Law Professor Says Trinidad and Tobago’s Education Failures Are an Abuse of Human Rights

Photo: dcJohn / Flickr / CC 2.0

Photo: dcJohn / Flickr / CC 2.0

Trinidad and Tobago boasts of having free universal education for its citizens, despite the stopgap measure of an entrance examination to secondary school that results in children as young as 11 competing for limited places in the better-equipped public schools, known as “prestige” schools.

The reality is that education in Trinidad and Tobago is neither free (while subsidised, there are still costs attached) nor universal (many of the government schools are poorly equipped and inadequately staffed). Now, one educator, Professor Rose-Marie Belle Antoine, the dean at The University of the West Indies’ Faculty of Law, is calling on the state to live up to its responsibilities.

In a guest post at the hard-sitting news site Wired868, Belle Antoine argued that things like education and healthcare are human rights; “rights, not privileges, or handouts”.

Antoine was also careful to make a distinction between the government and the state, which she called “a neutralised concept that goes beyond particular administrations and political timeframes”:

Human Rights have long gone past the limitation that the subject of rights only involves what we call civil and political rights—that is, the right to life, to expression, movement, etc. Rather, the more recent understanding of rights is that they also involve what we call economic, social and cultural rights; namely, the rights to education, to health, to work, the environment and to culture.

Significantly, we have moved away from the self-imposed limitation that economic, social and cultural rights are merely unenforceable ideals. Rather, the international community now accepts that these kinds of bread and butter rights are just as vital, and in some ways more directly important, to the central dignity and equality of mankind.

Accordingly, international conventions and protocols have been signed and developed to ensure that they have tangible and concrete meaning. Ultimately, what this means, is that States now have direct legal obligations to promote and protect such rights.

Referring to the 1999 San Salvador Protocol, which raised the bar for human rights by protecting economic, social, and cultural freedoms, Antoine noted, “The bottom line is that we can no longer turn a blind eye to the State’s duties to promote, provide and protect rights to education, to health, to work, to culture and to the environment. Notably, this jurisprudence calls on States to ‘progressively realise’ these rights. What this also means is that a State cannot regress or go backward in their provision”.

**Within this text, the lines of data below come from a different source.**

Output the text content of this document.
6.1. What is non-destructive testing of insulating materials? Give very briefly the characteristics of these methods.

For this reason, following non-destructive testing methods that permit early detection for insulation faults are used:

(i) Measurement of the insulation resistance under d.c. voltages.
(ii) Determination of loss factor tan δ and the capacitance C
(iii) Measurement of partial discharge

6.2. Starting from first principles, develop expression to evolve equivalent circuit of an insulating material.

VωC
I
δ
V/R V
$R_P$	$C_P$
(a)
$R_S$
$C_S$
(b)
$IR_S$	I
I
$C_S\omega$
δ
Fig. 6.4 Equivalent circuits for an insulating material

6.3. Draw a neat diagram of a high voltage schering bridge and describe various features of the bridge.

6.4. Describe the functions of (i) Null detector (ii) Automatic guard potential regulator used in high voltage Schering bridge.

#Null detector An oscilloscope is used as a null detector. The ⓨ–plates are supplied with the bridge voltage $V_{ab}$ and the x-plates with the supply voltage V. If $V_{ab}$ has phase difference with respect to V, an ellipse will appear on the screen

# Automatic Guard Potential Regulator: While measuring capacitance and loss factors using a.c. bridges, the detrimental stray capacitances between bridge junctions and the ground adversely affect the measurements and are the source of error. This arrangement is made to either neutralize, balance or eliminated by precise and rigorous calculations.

Her point — supported by examples of inadequate pay and lousy working conditions, as well as the recent denial of access to government-subsidised tertiary education for people over the age of 50 — is that Trinidad and Tobago has slipped backwards.

Referring to a news story in which parents were seen petitioning for government intervention to upgrade one particular primary school, Belle Antoine concluded:

We have become so [de]sensitised to suffering, so unaware of and cynical about our place in the world that, on the night that the story of the kneeling parents was aired, the people-meter question was whether it was ‘politically motivated’.

Wondering if the race of the protesters might have had anything to do with the way in which the media house framed the question, she added:

Race and ethnicity should not make any difference to our entitlements and rights as citizens of this nation that we say that we want to build.

Race does not typically factor in to students’ admission to desirable secondary schools in Trinidad and Tobago, where — regardless of economic reach — citizens are intended to have access to an education. In fact, says Patrice Cox-Neaves, a lecturer at the University of the West Indies, the original concept of universal education was one in which the child was at the centre, supported by the ministry of education, school administration and teachers on one hand, and parents on the other. Just as importantly, because schools across the country were supposed to be of the same high standard, children would attend schools in their catchment area. “The idea was to be able to deal with everybody,” she explains. “It was about equity.”